Sustentabilidade

Sancionado o Plano Plurianual da União para os ODS da ONU

O Plano foi sancionado, com veto do Presidente da República, e prevê ações de R$ 6,8 trilhões nos próximos quatro anos.

O Presidente da República sancionou, no último dia 27 de janeiro, com veto, o Plano Plurianual da União (PPA – PLN 21/19), para o período de 2020 a 2023 (Lei 13.971/19), relacionado às metas de Desenvolvimento Sustentável da ONU. O PPA foi aprovado pelo Congresso no dia 10 de dezembro de 2019 e prevê ações que totalizam R$ 6,8 trilhões nos próximos quatro anos, com prioridade para as políticas para a primeira infância.

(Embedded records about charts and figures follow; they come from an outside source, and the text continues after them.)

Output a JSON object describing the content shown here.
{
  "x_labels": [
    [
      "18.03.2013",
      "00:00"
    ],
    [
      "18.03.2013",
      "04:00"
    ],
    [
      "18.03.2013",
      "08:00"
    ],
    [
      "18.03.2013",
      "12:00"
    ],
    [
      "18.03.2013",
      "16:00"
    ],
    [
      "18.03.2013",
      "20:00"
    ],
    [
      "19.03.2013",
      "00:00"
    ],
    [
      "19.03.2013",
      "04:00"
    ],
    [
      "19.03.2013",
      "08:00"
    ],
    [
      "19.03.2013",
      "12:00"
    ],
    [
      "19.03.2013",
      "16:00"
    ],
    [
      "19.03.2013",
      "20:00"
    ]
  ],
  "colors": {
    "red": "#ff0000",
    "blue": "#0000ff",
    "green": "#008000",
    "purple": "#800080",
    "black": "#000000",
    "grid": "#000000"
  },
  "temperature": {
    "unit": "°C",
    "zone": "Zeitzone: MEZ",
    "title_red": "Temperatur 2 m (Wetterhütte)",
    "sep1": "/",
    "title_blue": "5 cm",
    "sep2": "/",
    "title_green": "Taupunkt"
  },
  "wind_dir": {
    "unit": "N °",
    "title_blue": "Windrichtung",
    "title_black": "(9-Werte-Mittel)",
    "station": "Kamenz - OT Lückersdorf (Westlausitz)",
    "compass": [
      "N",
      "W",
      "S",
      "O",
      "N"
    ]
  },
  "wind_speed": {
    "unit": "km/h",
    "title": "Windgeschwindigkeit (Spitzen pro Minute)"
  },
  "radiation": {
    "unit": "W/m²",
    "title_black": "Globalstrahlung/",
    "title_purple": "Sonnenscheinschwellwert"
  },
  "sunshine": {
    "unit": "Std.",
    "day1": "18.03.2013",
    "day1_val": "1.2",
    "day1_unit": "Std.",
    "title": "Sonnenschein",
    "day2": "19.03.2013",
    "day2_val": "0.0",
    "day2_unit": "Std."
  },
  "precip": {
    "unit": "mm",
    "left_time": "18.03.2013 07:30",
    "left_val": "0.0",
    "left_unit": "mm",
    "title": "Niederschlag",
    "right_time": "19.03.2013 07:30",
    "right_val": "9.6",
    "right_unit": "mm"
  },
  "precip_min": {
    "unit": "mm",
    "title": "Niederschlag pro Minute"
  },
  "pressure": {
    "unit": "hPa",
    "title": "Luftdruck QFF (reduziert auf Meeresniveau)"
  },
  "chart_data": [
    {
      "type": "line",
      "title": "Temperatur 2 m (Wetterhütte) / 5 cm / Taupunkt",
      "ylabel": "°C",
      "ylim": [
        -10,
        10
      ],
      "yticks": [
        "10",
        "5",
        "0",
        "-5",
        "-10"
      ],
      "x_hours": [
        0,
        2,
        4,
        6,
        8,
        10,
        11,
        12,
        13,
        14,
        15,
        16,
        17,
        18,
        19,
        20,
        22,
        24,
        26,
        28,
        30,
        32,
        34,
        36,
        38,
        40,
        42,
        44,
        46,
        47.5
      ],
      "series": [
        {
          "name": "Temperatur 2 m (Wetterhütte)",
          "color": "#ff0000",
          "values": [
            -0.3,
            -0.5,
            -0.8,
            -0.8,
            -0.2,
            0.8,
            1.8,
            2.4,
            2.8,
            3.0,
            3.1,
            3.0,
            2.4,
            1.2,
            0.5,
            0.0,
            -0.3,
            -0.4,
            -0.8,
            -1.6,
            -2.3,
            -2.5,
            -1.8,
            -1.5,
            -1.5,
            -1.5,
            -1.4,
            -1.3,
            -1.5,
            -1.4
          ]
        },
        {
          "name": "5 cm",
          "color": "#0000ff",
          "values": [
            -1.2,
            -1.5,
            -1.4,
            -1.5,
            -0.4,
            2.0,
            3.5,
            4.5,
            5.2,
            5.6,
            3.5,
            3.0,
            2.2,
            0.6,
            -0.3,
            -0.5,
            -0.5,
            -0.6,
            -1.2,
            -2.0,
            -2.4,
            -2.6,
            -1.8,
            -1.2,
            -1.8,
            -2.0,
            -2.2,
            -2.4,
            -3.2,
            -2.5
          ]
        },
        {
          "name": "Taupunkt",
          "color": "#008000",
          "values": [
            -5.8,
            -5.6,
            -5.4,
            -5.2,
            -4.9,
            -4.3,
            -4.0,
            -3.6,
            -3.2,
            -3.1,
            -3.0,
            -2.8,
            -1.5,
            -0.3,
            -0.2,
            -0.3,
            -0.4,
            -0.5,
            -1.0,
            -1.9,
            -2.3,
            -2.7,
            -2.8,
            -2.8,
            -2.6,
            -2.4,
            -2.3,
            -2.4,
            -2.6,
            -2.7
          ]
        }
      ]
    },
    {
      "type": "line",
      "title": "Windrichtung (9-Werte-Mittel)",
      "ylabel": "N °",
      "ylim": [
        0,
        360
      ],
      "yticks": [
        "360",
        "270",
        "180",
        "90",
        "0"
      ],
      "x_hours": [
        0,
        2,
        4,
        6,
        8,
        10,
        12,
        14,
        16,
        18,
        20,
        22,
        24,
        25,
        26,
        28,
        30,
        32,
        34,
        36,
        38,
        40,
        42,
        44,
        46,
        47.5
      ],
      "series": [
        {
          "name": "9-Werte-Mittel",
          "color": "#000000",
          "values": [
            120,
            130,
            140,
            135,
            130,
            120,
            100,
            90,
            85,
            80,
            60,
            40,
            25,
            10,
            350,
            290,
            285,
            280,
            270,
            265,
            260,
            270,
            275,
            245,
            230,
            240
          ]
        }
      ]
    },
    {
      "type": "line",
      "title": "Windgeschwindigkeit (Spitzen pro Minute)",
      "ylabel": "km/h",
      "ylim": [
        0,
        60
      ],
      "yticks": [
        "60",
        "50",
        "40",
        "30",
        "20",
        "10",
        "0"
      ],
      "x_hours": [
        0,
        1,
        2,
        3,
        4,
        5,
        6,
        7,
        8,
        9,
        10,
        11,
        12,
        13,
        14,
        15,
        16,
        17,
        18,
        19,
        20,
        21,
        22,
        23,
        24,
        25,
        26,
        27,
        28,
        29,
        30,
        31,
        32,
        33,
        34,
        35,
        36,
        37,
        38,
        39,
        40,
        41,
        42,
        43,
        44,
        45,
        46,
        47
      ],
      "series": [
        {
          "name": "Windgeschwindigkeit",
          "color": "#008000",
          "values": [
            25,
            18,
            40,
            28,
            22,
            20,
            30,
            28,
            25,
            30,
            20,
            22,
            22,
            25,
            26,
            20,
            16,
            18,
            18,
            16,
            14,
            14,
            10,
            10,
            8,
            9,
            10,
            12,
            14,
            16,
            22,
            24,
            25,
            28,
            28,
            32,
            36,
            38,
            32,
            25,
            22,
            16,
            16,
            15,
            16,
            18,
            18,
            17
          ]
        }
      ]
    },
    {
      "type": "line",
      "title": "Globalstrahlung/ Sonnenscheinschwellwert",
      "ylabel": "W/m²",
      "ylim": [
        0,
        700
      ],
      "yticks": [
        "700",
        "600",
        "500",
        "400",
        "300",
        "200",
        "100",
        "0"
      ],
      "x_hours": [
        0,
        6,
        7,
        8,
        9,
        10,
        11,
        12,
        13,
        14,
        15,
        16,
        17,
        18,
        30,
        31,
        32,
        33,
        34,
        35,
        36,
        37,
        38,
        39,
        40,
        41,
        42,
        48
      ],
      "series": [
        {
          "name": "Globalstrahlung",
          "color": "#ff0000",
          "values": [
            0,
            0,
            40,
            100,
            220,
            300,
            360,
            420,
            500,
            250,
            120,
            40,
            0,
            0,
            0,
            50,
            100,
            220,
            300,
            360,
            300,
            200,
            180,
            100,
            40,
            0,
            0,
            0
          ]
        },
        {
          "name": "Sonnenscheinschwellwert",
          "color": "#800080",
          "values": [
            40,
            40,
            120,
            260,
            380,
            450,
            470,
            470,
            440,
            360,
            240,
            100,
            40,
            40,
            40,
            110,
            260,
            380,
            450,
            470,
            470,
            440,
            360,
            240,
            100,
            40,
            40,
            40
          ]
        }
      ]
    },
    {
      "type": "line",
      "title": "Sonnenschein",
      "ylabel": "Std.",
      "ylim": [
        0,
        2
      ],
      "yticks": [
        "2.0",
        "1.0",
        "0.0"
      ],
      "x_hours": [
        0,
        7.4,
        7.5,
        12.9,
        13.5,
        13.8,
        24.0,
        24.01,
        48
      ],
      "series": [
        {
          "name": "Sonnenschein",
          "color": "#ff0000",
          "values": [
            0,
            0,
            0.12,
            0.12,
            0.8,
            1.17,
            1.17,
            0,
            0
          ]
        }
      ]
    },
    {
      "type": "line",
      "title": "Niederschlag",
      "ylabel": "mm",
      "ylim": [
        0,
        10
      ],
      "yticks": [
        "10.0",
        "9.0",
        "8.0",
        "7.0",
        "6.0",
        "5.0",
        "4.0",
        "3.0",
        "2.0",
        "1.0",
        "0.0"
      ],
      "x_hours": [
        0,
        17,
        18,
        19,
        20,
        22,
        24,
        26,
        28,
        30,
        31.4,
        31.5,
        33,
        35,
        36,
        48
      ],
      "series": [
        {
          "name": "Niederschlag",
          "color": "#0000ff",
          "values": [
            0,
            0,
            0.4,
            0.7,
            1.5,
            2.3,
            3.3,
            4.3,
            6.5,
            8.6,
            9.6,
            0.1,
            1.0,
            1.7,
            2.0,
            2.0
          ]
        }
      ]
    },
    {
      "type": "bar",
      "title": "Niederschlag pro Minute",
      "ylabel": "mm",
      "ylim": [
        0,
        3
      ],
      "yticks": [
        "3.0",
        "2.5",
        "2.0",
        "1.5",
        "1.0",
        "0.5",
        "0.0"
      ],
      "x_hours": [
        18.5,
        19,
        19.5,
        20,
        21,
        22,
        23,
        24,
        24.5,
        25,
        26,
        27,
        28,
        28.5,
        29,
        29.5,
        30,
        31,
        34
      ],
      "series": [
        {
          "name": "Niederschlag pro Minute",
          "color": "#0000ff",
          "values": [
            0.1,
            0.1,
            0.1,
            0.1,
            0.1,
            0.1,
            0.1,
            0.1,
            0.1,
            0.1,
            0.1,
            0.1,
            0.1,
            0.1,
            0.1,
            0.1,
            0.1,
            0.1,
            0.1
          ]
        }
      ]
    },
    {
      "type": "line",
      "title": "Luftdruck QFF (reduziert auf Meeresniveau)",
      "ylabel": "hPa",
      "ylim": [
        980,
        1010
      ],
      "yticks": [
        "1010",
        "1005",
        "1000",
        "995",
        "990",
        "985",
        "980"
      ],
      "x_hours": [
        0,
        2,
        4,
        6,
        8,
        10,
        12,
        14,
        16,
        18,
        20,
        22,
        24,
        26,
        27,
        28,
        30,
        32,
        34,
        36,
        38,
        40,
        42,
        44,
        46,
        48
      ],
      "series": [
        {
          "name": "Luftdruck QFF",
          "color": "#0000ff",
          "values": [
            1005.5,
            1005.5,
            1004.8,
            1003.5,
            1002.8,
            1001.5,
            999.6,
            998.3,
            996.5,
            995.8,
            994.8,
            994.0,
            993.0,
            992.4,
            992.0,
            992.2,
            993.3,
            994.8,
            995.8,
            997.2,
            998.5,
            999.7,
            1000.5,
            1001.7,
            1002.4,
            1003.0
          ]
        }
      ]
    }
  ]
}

Segundo informações da Agência Câmara, o veto refere-se à “persecução das metas dos Objetivos do Desenvolvimento Sustentável da Organização das Nações Unidas”. Essas metas foram definidas em 2016 e envolvem 17 temas, a fim de atacar, por exemplo, os efeitos das mudanças climáticas e da desigualdade econômica e social em todo o planeta.

Segundo a justificativa do Palácio do Planalto, o dispositivo é inconstitucional, pois daria caráter obrigatório a procedimento previsto em ato internacional. A Constituição Federal estabelece nos artigos 49, inciso I; e 89, inciso VIII, que é competência exclusiva do Congresso Nacional referendar tratados, acordos ou atos internacionais que acarretem encargos ou compromissos gravosos ao patrimônio nacional.

O trecho vetado é oriundo do aproveitamento, pelo relator, senador Oriovisto Guimarães (Pode-PR), de três emendas. Essas sugestões foram apresentadas pelo senador Rodrigo Cunha (PSDB-AL), pela bancada parlamentar de Alagoas e pela Comissão de Transparência, Governança, Fiscalização e Controle e Defesa do Consumidor do Senado Federal, presidida por Rodrigo Cunha.

Deputados divergem quanto aos vetos

Vice-líder do governo, o deputado Darcísio Perondi (MDB-RS) comemorou o fato de o PPA ter sido sancionado com apenas um veto, ao contrário de anos anteriores. Perondi concordou com os argumentos governistas e afirmou que o veto não significa abandono quanto aos Objetivos do Desenvolvimento Sustentável da ONU.

“Esse artigo não estabelecia a correspondência orçamentária e financeira e havia colisão de regra brasileira com regra internacional. Então, fez bem o governo ao vetá-lo, mas o Itamaraty vai trabalhar esse acordo intensamente com a ONU. Esse acordo não será desfeito e nem abandonado”, garantiu Perondi.

Já o deputado Marcelo Ramos (PL-AM) considerou o veto um equívoco do governo federal. Ele vê grande possibilidade de o veto ser derrubado pela ausência de fundamento. “O veto pode se dar por inconstitucionalidade – e eu não consigo enxergar a inconstitucionalidade (no tema) – ou por contrariedade ao interesse público. Mas, ao contrário, as metas estabelecidas pela ONU são metas que interessam ao país e ao mundo”, destacou.

Repercussão Internacional

Coordenador da Frente Parlamentar Mista em Apoio aos Objetivos de Desenvolvimentos Sustentáveis da ONU, o deputado Nilto Tatto (PT-SP) prevê repercussão internacional negativa do veto de Bolsonaro. “É muito ruim para a imagem do Brasil na comunidade internacional”, lamentou. Tatto lembra que o Brasil contribuiu muito em todo o debate para a formulação dos 17 objetivos do desenvolvimento sustentável. “É muito ruim que isso não faça parte do orçamento. Isso mostra que o Brasil não está assumindo aquilo que aceitou como compromisso internacional no âmbito da ONU”, completou.

O Plano Plurianual estabelece o planejamento de médio prazo para as ações do Executivo. O atual PPA vigora de 2020 a 2023, prevê 54 programas, 304 objetivos e 1.136 metas.